I guess it also depends how sensitive your output is to the quality of the developers, lots of enterprises I've worked for you'd be hard pressed to tell the difference between a competent developer and an excellent developer since the end result is from a distance pretty much the same in that case it would make no sense to pay more than will get you a bunch of competent developers.
My impression from the outside is that janestreet does see that value.
Some what correlated I love it when companies say "We hire the absolute best developers" and you ask what they pay and market-rate is the answer.
JaneStreet remains fascinating to me though because while they do programming and I'm a programmer we are almost different species because of the problems we solve - which makes it interesting to me.

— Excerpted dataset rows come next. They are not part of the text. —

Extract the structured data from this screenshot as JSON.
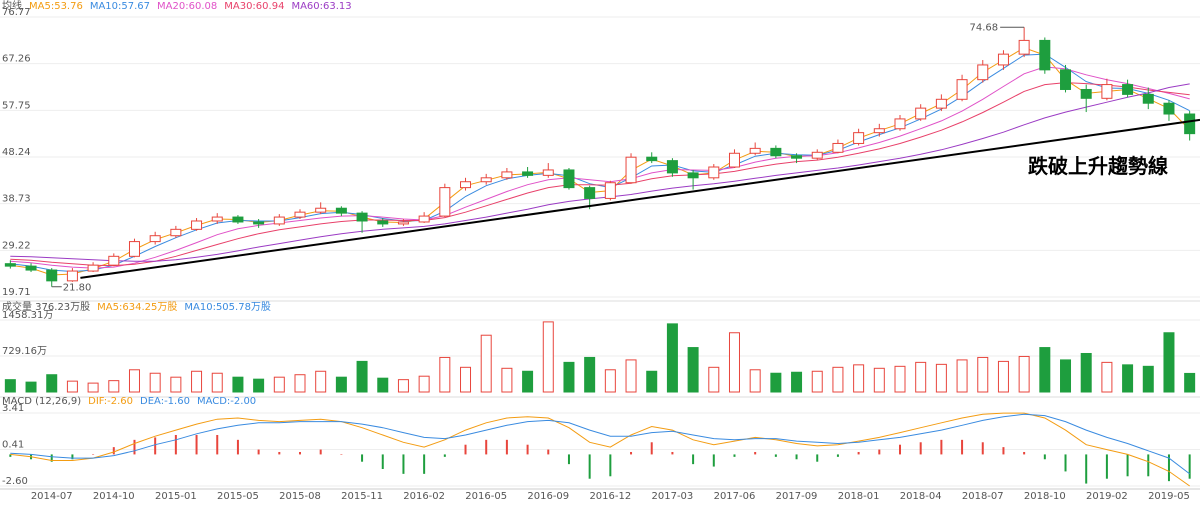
{
  "chart_data": [
    {
      "type": "candlestick",
      "legend_title": "均线",
      "ylim": [
        19.71,
        76.77
      ],
      "yticks": [
        76.77,
        67.26,
        57.75,
        48.24,
        38.73,
        29.22,
        19.71
      ],
      "grid": true,
      "up_color": "#e8453c",
      "down_color": "#1e9e3e",
      "candles": [
        [
          26.5,
          27.2,
          25.5,
          26.0
        ],
        [
          26.0,
          26.6,
          24.8,
          25.2
        ],
        [
          25.2,
          25.6,
          21.8,
          23.0
        ],
        [
          23.0,
          25.6,
          22.8,
          25.0
        ],
        [
          25.0,
          26.8,
          24.8,
          26.2
        ],
        [
          26.2,
          28.6,
          26.0,
          28.0
        ],
        [
          28.0,
          31.6,
          27.8,
          31.0
        ],
        [
          31.0,
          33.0,
          30.4,
          32.2
        ],
        [
          32.2,
          34.2,
          31.8,
          33.5
        ],
        [
          33.5,
          35.8,
          33.2,
          35.2
        ],
        [
          35.2,
          36.8,
          34.6,
          36.0
        ],
        [
          36.0,
          36.4,
          34.6,
          35.0
        ],
        [
          35.0,
          35.6,
          33.8,
          34.6
        ],
        [
          34.6,
          36.6,
          34.2,
          36.0
        ],
        [
          36.0,
          37.6,
          35.6,
          37.0
        ],
        [
          37.0,
          39.0,
          36.6,
          37.8
        ],
        [
          37.8,
          38.2,
          36.2,
          36.8
        ],
        [
          36.8,
          37.2,
          32.8,
          35.2
        ],
        [
          35.2,
          35.8,
          34.0,
          34.6
        ],
        [
          34.6,
          35.6,
          34.2,
          35.0
        ],
        [
          35.0,
          37.0,
          34.8,
          36.2
        ],
        [
          36.2,
          42.8,
          36.0,
          42.0
        ],
        [
          42.0,
          44.0,
          41.4,
          43.2
        ],
        [
          43.2,
          44.8,
          42.6,
          44.0
        ],
        [
          44.0,
          46.0,
          43.6,
          45.2
        ],
        [
          45.2,
          46.2,
          44.0,
          44.5
        ],
        [
          44.5,
          47.0,
          44.0,
          45.6
        ],
        [
          45.6,
          46.0,
          41.6,
          42.0
        ],
        [
          42.0,
          42.4,
          37.6,
          39.8
        ],
        [
          39.8,
          43.4,
          39.4,
          43.0
        ],
        [
          43.0,
          49.0,
          42.8,
          48.2
        ],
        [
          48.2,
          49.2,
          47.0,
          47.5
        ],
        [
          47.5,
          48.0,
          44.2,
          45.0
        ],
        [
          45.0,
          45.6,
          41.6,
          44.0
        ],
        [
          44.0,
          46.8,
          43.6,
          46.2
        ],
        [
          46.2,
          49.8,
          46.0,
          49.0
        ],
        [
          49.0,
          51.2,
          48.6,
          50.0
        ],
        [
          50.0,
          50.6,
          48.0,
          48.5
        ],
        [
          48.5,
          49.0,
          47.0,
          48.0
        ],
        [
          48.0,
          49.8,
          47.6,
          49.2
        ],
        [
          49.2,
          51.8,
          49.0,
          51.0
        ],
        [
          51.0,
          54.0,
          50.6,
          53.2
        ],
        [
          53.2,
          55.0,
          52.4,
          54.0
        ],
        [
          54.0,
          56.8,
          53.6,
          56.0
        ],
        [
          56.0,
          59.0,
          55.6,
          58.2
        ],
        [
          58.2,
          61.0,
          57.6,
          60.0
        ],
        [
          60.0,
          65.0,
          59.6,
          64.0
        ],
        [
          64.0,
          68.0,
          63.4,
          67.0
        ],
        [
          67.0,
          70.0,
          66.0,
          69.2
        ],
        [
          69.2,
          74.68,
          68.6,
          72.0
        ],
        [
          72.0,
          72.6,
          65.2,
          66.0
        ],
        [
          66.0,
          67.0,
          61.4,
          62.0
        ],
        [
          62.0,
          63.0,
          57.4,
          60.2
        ],
        [
          60.2,
          64.2,
          59.8,
          63.0
        ],
        [
          63.0,
          64.0,
          60.4,
          61.0
        ],
        [
          61.0,
          62.4,
          58.0,
          59.2
        ],
        [
          59.2,
          59.8,
          55.6,
          57.0
        ],
        [
          57.0,
          57.6,
          51.6,
          53.0
        ]
      ],
      "max_label": {
        "value": 74.68,
        "label": "74.68"
      },
      "min_label": {
        "value": 21.8,
        "label": "21.80"
      },
      "trendline_values": [
        23.6,
        55.8
      ],
      "annotation": "跌破上升趨勢線",
      "series": [
        {
          "name": "MA5:53.76",
          "color": "#f39c12",
          "values": [
            26.2,
            25.6,
            24.2,
            24.4,
            25.5,
            27.0,
            29.4,
            31.4,
            32.8,
            34.3,
            35.6,
            35.5,
            34.9,
            35.3,
            36.4,
            37.3,
            37.2,
            36.0,
            35.0,
            34.9,
            35.6,
            39.0,
            42.4,
            43.5,
            44.6,
            44.8,
            45.1,
            43.8,
            41.0,
            41.4,
            45.5,
            47.8,
            46.4,
            44.6,
            45.0,
            47.6,
            49.4,
            49.2,
            48.3,
            48.6,
            50.1,
            52.1,
            53.6,
            55.0,
            57.1,
            59.1,
            62.0,
            65.5,
            68.0,
            70.5,
            69.0,
            64.0,
            61.2,
            61.6,
            62.0,
            60.1,
            58.1,
            53.76
          ]
        },
        {
          "name": "MA10:57.67",
          "color": "#3a8be0",
          "values": [
            26.5,
            26.0,
            25.2,
            24.9,
            25.2,
            26.2,
            28.0,
            30.0,
            31.8,
            33.4,
            34.8,
            35.3,
            35.2,
            35.2,
            35.9,
            36.7,
            37.0,
            36.5,
            35.7,
            35.2,
            35.3,
            37.2,
            40.2,
            42.4,
            43.8,
            44.5,
            44.9,
            44.4,
            42.8,
            42.0,
            44.0,
            46.4,
            46.6,
            45.4,
            45.1,
            46.6,
            48.4,
            49.0,
            48.7,
            48.6,
            49.6,
            51.3,
            52.8,
            54.2,
            56.0,
            58.0,
            60.6,
            63.6,
            66.3,
            69.0,
            69.2,
            66.5,
            63.6,
            62.3,
            62.2,
            61.2,
            59.8,
            57.67
          ]
        },
        {
          "name": "MA20:60.08",
          "color": "#e052c8",
          "values": [
            27.0,
            26.7,
            26.2,
            25.8,
            25.6,
            25.8,
            26.6,
            27.8,
            29.2,
            30.8,
            32.4,
            33.6,
            34.3,
            34.8,
            35.3,
            35.8,
            36.2,
            36.3,
            36.0,
            35.6,
            35.4,
            36.3,
            38.0,
            39.6,
            41.2,
            42.6,
            43.6,
            44.0,
            43.6,
            43.2,
            43.8,
            45.0,
            45.7,
            45.6,
            45.5,
            46.1,
            47.2,
            48.0,
            48.4,
            48.5,
            49.1,
            50.1,
            51.2,
            52.5,
            54.0,
            55.6,
            57.6,
            60.0,
            62.6,
            65.2,
            66.6,
            66.2,
            65.0,
            64.0,
            63.2,
            62.2,
            61.2,
            60.08
          ]
        },
        {
          "name": "MA30:60.94",
          "color": "#e8416a",
          "values": [
            27.4,
            27.2,
            26.8,
            26.5,
            26.2,
            26.1,
            26.4,
            27.0,
            28.0,
            29.2,
            30.4,
            31.6,
            32.6,
            33.4,
            34.0,
            34.6,
            35.1,
            35.4,
            35.4,
            35.3,
            35.3,
            35.9,
            37.0,
            38.3,
            39.6,
            40.9,
            42.0,
            42.6,
            42.6,
            42.5,
            42.9,
            43.8,
            44.4,
            44.6,
            44.8,
            45.3,
            46.1,
            46.8,
            47.3,
            47.6,
            48.2,
            49.0,
            49.9,
            51.0,
            52.3,
            53.7,
            55.4,
            57.3,
            59.4,
            61.6,
            63.0,
            63.4,
            63.2,
            62.9,
            62.5,
            61.9,
            61.4,
            60.94
          ]
        },
        {
          "name": "MA60:63.13",
          "color": "#9b3bc4",
          "values": [
            28.0,
            27.9,
            27.7,
            27.5,
            27.3,
            27.1,
            27.0,
            27.0,
            27.3,
            27.8,
            28.4,
            29.1,
            29.9,
            30.6,
            31.3,
            32.0,
            32.6,
            33.1,
            33.5,
            33.8,
            34.1,
            34.6,
            35.3,
            36.0,
            36.8,
            37.6,
            38.5,
            39.2,
            39.7,
            40.1,
            40.6,
            41.3,
            41.9,
            42.4,
            42.8,
            43.3,
            43.9,
            44.5,
            45.0,
            45.5,
            46.0,
            46.6,
            47.3,
            48.0,
            48.8,
            49.7,
            50.8,
            52.0,
            53.3,
            54.8,
            56.2,
            57.4,
            58.4,
            59.4,
            60.4,
            61.3,
            62.4,
            63.13
          ]
        }
      ]
    },
    {
      "type": "bar",
      "title": "成交量 376.23万股",
      "legend": [
        {
          "name": "MA5:634.25万股",
          "color": "#f39c12"
        },
        {
          "name": "MA10:505.78万股",
          "color": "#3a8be0"
        }
      ],
      "ylim": [
        0,
        1458.31
      ],
      "yticks": [
        {
          "value": 1458.31,
          "label": "1458.31万"
        },
        {
          "value": 729.16,
          "label": "729.16万"
        }
      ],
      "values": [
        250,
        200,
        350,
        220,
        180,
        230,
        450,
        380,
        300,
        420,
        380,
        300,
        260,
        300,
        350,
        420,
        300,
        620,
        280,
        250,
        320,
        700,
        500,
        1150,
        480,
        420,
        1420,
        600,
        700,
        450,
        650,
        420,
        1380,
        900,
        500,
        1200,
        450,
        380,
        400,
        420,
        500,
        550,
        480,
        520,
        600,
        560,
        650,
        700,
        620,
        720,
        900,
        650,
        780,
        600,
        550,
        520,
        1200,
        376.23
      ]
    },
    {
      "type": "macd",
      "title": "MACD (12,26,9)",
      "ylim": [
        -2.6,
        3.41
      ],
      "yticks": [
        3.41,
        0.41,
        {
          "value": -2.6,
          "label": "-2.60"
        }
      ],
      "categories": [
        null,
        null,
        "2014-07",
        null,
        null,
        "2014-10",
        null,
        null,
        "2015-01",
        null,
        null,
        "2015-05",
        null,
        null,
        "2015-08",
        null,
        null,
        "2015-11",
        null,
        null,
        "2016-02",
        null,
        null,
        "2016-05",
        null,
        null,
        "2016-09",
        null,
        null,
        "2016-12",
        null,
        null,
        "2017-03",
        null,
        null,
        "2017-06",
        null,
        null,
        "2017-09",
        null,
        null,
        "2018-01",
        null,
        null,
        "2018-04",
        null,
        null,
        "2018-07",
        null,
        null,
        "2018-10",
        null,
        null,
        "2019-02",
        null,
        null,
        "2019-05",
        null
      ],
      "histogram_name": "MACD:-2.00",
      "histogram": [
        -0.2,
        -0.4,
        -0.6,
        -0.4,
        0,
        0.6,
        1.2,
        1.4,
        1.6,
        1.6,
        1.6,
        1.2,
        0.4,
        0.2,
        0.2,
        0.4,
        0,
        -0.6,
        -1.2,
        -1.6,
        -1.6,
        -0.2,
        0.8,
        1.2,
        1.2,
        0.8,
        0.4,
        -0.8,
        -2.0,
        -1.8,
        0.2,
        1.0,
        0.2,
        -0.8,
        -1.0,
        -0.2,
        0.2,
        -0.2,
        -0.4,
        -0.6,
        -0.2,
        0.2,
        0.4,
        0.8,
        1.0,
        1.2,
        1.2,
        1.0,
        0.6,
        0.2,
        -0.4,
        -1.4,
        -2.4,
        -2.0,
        -1.8,
        -1.8,
        -2.2,
        -2.0
      ],
      "series": [
        {
          "name": "DIF:-2.60",
          "color": "#f39c12",
          "values": [
            0.0,
            -0.2,
            -0.5,
            -0.5,
            -0.3,
            0.2,
            0.9,
            1.5,
            2.0,
            2.5,
            2.9,
            3.0,
            2.8,
            2.7,
            2.8,
            2.9,
            2.7,
            2.2,
            1.6,
            1.0,
            0.6,
            1.2,
            2.0,
            2.6,
            3.0,
            3.1,
            3.0,
            2.2,
            1.0,
            0.6,
            1.6,
            2.3,
            2.0,
            1.2,
            0.8,
            1.1,
            1.4,
            1.2,
            0.9,
            0.7,
            0.8,
            1.1,
            1.4,
            1.8,
            2.2,
            2.6,
            3.0,
            3.3,
            3.4,
            3.4,
            3.0,
            2.0,
            0.8,
            0.4,
            0.0,
            -0.6,
            -1.4,
            -2.6
          ]
        },
        {
          "name": "DEA:-1.60",
          "color": "#3a8be0",
          "values": [
            0.1,
            0.0,
            -0.2,
            -0.3,
            -0.3,
            -0.1,
            0.3,
            0.8,
            1.2,
            1.7,
            2.1,
            2.4,
            2.6,
            2.6,
            2.7,
            2.7,
            2.7,
            2.5,
            2.2,
            1.8,
            1.4,
            1.3,
            1.6,
            2.0,
            2.4,
            2.7,
            2.8,
            2.6,
            2.0,
            1.5,
            1.5,
            1.8,
            1.9,
            1.6,
            1.3,
            1.2,
            1.3,
            1.3,
            1.1,
            1.0,
            0.9,
            1.0,
            1.2,
            1.4,
            1.7,
            2.0,
            2.4,
            2.8,
            3.1,
            3.3,
            3.2,
            2.7,
            2.0,
            1.4,
            0.9,
            0.3,
            -0.3,
            -1.6
          ]
        }
      ]
    }
  ]
}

So it does seem very high, but not impossible?
Edit: I just noticed base pay–then yes, that's about what it'd be, but base pay tends to cap out very quickly so it's not a good measure of compensation.
To be fair I don't care about salaries as much as half of HN appear to, I'm quite comfortable on that with a wife on a postdocs wage too.
A solid salary helps.
Pre or post tax?
As a London fintech contractor (until recently) I have able to pull in around $22k USD pcm pre tax, or very, very roughly $14k USD pcm post tax - contractors have various ways to manage tax load and time off so it's never a direct translation.
$16.5k pcm for an intern still seems utterly crazy, given my starting annual salary of £21k 20 years ago, but if there is a) a ton of money flowing through the company and b) the intern is able to help them bring in more than that over the course of a year then... I guess it's worth it to them, and that's all that really matters.
The salary numbers on https://levels.fyi seem to be plausible enough for US FAANG salaries, if you want an idea of what they look like.
From what I hear though, interviews are hell, worse than FAANG or any tech companies and probably extremely competitive.
https://www.levels.fyi/comp.html?track=Software%20Engineer&s...
Finance non-competes seem to be MUCH more restrictive than tech. Also, you have to average 5-year comps... because Finance pay can be very volatile. Also, in tech, many more companies try to filter out non-team players during interviews.